As I climbed the stepladder and offered up a length of newly painted trellis to the house wall for the bougainvillea in the huge pot to call home, I found myself being thankful for the simple things. It's the rhythm of life here that counts, not the fact that the umpteenth civil servant has told you that you need this piece of paper (which last year you didn't need) and it's going to cost you 400 Euros, not the fact that the UK is soon to vote about staying in the Euro-club or asking for their ball back and some ex-pats are panicking needlessly about the possible outcome. No, what counts is the life you can live here on a daily basis, the environment where you can be gardening and glance at a donkey that only came into this world a few hours before, where you can marvel at hoopoes scuttling along dirt lanes and the prospect of a glass of ouzo before your meal, where you can laze away an hour or two people-watching over a coffee any time of the year.

I'm rambling now I know. But, well, isn't that what this blog's all about, eh?  Just doing what it says on the tin.

Just one final thought about the UK vote thing. I've heard so much scaremongering from ex-pats about whether they'd still be able to have residency or work permits if the UK votes out, whether we'd still enjoy the reciprocal healthcare arrangements that are now in place, whether we'd be able to get our pensions (if we're old enough of course) and so on and so forth. I watched an interview the other day on the good old BBC with a Euro-financial expert and he confirmed what I already thought (sorry to boast, but I did, honest!), and he said this:  

If the UK votes to leave, the next day it'll still be a member. The next year it'll still be a member. The process of withdrawal is something that will take many years, maybe even up to a decade, during which time there will need to be lengthy and detailed negotiations, something which all members signed up to when they agreed to join in the first place. There would need to be agreements reached that must be ratified by all of the other 27 member states.

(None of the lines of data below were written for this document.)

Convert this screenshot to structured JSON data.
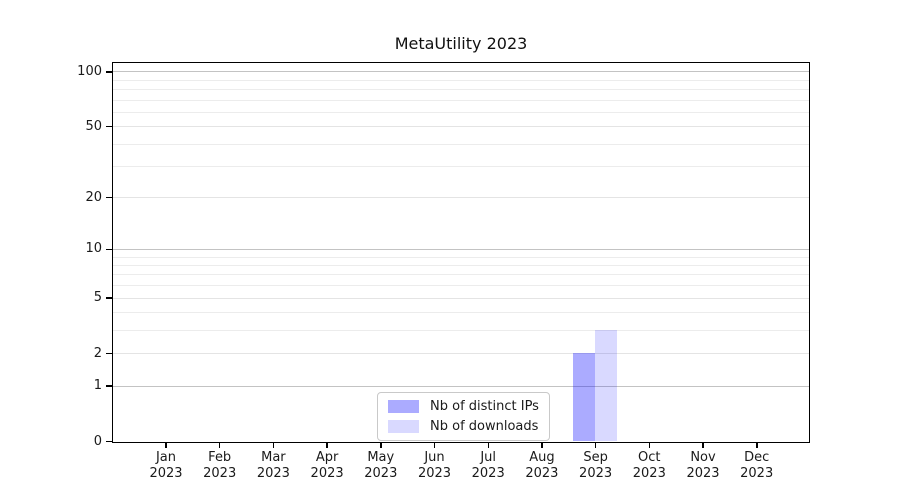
{
  "chart_data": {
    "type": "bar",
    "title": "MetaUtility 2023",
    "categories": [
      "Jan",
      "Feb",
      "Mar",
      "Apr",
      "May",
      "Jun",
      "Jul",
      "Aug",
      "Sep",
      "Oct",
      "Nov",
      "Dec"
    ],
    "category_year": "2023",
    "series": [
      {
        "name": "Nb of distinct IPs",
        "color": "rgba(0,0,255,0.33)",
        "values": [
          0,
          0,
          0,
          0,
          0,
          0,
          0,
          0,
          2,
          0,
          0,
          0
        ]
      },
      {
        "name": "Nb of downloads",
        "color": "rgba(0,0,255,0.15)",
        "values": [
          0,
          0,
          0,
          0,
          0,
          0,
          0,
          0,
          3,
          0,
          0,
          0
        ]
      }
    ],
    "xlabel": "",
    "ylabel": "",
    "yscale": "log1p",
    "ylim": [
      0,
      111
    ],
    "yticks": [
      0,
      1,
      2,
      5,
      10,
      20,
      50,
      100
    ],
    "gridlines_decade": [
      1,
      10,
      100
    ],
    "gridlines_labeled_minor": [
      2,
      5,
      20,
      50
    ],
    "gridlines_minor": [
      3,
      4,
      6,
      7,
      8,
      9,
      30,
      40,
      60,
      70,
      80,
      90
    ],
    "grid": true,
    "legend_position": "lower center",
    "style": {
      "grid_decade_color": "#c3c3c3",
      "grid_labeled_minor_color": "#e4e4e4",
      "grid_minor_color": "#ececec",
      "spine_color": "#000000",
      "text_color": "#1a1a1a"
    }
  }
}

Only one of these needs to veto a proposal to stall the whole process and send the lawyers back to the drawing board. "It's like a divorce" he said, "and they are usually messy and take time".

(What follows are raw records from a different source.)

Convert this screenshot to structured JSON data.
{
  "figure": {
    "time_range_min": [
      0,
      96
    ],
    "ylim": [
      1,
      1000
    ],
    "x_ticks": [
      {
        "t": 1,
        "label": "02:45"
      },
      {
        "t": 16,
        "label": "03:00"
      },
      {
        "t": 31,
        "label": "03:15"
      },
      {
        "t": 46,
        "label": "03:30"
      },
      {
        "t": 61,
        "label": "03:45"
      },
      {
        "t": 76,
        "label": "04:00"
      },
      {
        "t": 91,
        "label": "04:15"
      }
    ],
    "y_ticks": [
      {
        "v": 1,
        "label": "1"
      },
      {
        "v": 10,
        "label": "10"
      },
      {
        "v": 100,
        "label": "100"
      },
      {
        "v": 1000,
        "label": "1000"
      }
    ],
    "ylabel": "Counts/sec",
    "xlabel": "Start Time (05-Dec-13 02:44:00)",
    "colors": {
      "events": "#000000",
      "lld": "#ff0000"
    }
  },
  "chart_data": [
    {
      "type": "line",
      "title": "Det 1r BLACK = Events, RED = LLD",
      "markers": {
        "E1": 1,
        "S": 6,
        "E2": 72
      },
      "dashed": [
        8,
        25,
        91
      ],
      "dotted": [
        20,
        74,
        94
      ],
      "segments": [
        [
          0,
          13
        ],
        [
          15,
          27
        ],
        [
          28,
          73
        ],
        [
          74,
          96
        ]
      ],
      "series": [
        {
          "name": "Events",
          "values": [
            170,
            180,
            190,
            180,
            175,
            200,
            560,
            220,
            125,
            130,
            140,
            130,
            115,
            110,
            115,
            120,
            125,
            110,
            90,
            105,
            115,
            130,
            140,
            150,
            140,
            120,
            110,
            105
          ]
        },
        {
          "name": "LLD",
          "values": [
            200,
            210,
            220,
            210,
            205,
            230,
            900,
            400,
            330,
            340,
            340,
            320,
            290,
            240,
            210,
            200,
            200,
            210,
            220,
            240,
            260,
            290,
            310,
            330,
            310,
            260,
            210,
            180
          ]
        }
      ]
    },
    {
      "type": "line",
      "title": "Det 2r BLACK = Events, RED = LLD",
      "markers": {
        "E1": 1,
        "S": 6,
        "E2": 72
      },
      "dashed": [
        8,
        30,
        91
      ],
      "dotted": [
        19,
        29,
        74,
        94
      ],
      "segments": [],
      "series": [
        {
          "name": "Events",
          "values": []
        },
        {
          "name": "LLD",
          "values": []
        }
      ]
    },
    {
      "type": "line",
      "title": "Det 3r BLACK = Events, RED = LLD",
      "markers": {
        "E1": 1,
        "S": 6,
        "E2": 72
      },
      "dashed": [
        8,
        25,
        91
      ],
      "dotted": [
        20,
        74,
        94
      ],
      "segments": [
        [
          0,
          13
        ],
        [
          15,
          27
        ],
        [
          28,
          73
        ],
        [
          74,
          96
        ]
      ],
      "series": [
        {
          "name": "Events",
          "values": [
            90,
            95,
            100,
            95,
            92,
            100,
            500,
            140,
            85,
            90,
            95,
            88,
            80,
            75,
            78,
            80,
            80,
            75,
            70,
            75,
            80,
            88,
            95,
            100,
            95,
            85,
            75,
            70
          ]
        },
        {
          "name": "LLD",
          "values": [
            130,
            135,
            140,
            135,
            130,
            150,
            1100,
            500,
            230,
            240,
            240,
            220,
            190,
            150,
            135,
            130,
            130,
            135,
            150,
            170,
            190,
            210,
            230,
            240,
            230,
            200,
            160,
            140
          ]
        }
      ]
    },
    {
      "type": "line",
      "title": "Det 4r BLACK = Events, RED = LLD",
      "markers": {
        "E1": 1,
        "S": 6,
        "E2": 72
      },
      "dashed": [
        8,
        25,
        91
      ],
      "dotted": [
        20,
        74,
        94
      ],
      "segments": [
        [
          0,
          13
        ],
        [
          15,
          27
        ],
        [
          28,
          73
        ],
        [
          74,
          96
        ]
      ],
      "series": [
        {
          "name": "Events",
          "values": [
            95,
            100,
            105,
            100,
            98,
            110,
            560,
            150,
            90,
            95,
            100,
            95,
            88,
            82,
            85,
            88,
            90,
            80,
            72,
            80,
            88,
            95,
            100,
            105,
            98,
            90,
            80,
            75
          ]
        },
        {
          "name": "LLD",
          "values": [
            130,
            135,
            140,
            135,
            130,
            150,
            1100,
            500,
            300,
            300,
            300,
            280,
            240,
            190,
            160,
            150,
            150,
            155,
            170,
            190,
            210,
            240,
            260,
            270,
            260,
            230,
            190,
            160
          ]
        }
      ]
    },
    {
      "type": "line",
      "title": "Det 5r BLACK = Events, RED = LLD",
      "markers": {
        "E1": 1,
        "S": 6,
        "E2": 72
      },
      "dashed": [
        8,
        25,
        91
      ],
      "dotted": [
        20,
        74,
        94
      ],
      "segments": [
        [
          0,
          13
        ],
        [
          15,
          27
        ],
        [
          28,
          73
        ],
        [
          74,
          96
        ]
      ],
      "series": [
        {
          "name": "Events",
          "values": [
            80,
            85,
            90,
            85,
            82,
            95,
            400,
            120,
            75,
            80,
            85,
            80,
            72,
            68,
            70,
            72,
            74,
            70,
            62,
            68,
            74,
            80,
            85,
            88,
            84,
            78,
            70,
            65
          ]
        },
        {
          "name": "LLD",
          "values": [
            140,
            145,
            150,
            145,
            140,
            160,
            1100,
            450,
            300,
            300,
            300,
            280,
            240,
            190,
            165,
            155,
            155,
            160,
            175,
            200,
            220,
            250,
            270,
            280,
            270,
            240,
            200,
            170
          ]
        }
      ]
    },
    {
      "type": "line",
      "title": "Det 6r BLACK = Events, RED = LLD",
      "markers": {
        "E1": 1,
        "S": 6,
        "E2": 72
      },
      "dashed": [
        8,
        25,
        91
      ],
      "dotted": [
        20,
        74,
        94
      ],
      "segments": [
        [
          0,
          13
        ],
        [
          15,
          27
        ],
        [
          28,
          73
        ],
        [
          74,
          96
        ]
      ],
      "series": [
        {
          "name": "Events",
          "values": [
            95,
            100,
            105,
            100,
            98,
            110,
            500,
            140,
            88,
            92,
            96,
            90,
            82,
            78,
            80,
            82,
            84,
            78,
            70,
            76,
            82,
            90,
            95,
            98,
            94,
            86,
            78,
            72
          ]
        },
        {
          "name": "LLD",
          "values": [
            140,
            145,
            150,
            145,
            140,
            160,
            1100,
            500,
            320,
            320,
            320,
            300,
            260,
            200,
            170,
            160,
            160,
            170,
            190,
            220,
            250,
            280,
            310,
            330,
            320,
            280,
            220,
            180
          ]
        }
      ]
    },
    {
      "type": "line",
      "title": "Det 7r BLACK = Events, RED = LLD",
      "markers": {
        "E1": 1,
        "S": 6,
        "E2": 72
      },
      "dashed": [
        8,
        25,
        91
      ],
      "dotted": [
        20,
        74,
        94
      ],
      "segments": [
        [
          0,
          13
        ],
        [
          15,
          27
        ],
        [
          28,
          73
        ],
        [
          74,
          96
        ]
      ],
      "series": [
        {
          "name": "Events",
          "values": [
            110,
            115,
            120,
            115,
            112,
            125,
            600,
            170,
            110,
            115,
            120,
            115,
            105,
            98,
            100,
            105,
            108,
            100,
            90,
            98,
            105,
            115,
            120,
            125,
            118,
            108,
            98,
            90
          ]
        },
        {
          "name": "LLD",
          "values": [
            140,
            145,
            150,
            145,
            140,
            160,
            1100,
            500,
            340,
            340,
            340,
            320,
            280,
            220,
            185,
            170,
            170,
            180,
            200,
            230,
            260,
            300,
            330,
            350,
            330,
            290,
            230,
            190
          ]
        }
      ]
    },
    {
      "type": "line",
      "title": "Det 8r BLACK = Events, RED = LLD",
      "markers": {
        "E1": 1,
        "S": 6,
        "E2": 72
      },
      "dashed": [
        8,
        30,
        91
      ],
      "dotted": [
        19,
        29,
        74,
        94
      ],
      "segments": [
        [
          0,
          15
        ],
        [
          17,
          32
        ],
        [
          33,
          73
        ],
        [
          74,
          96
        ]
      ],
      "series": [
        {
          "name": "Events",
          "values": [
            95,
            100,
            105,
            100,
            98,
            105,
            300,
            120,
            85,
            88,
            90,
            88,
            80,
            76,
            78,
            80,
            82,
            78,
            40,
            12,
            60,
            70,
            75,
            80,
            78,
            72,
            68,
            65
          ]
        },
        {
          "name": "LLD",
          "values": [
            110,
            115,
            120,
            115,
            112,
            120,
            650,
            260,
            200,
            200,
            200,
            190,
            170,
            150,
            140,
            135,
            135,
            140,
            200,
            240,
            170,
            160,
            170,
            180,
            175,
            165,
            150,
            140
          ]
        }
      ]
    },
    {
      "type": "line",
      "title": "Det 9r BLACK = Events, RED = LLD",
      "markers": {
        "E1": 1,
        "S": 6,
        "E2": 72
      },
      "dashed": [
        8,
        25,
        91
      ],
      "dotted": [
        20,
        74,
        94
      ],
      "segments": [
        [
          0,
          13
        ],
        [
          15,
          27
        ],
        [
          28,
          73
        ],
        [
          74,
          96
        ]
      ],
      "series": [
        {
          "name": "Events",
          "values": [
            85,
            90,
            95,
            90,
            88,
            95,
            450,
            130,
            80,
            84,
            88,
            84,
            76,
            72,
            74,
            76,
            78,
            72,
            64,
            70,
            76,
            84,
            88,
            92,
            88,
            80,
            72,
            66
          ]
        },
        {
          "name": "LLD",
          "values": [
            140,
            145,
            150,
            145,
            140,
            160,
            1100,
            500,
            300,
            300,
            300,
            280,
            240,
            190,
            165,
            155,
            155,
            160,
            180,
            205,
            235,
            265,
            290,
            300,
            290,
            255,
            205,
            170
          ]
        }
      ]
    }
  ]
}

The fact is that many of the ex-pats who worry unduly will probably pop their clogs before any real changes come into force.

That's all to do with the rhythm of life I suppose, eh Sammy?


  1. John, you are doing a great job of 'selling' the Greek islands to all the doubting Thomases who wonder if they should holiday elsewhere.
    I'll be there soon!


  2. Hi, John. Thanks for reminding us that Greece (and it's neighbour, Turkey!) remain inimitably wonderful places to visit and to adopt, as you have. We hope to be doing the same this week on Tilos!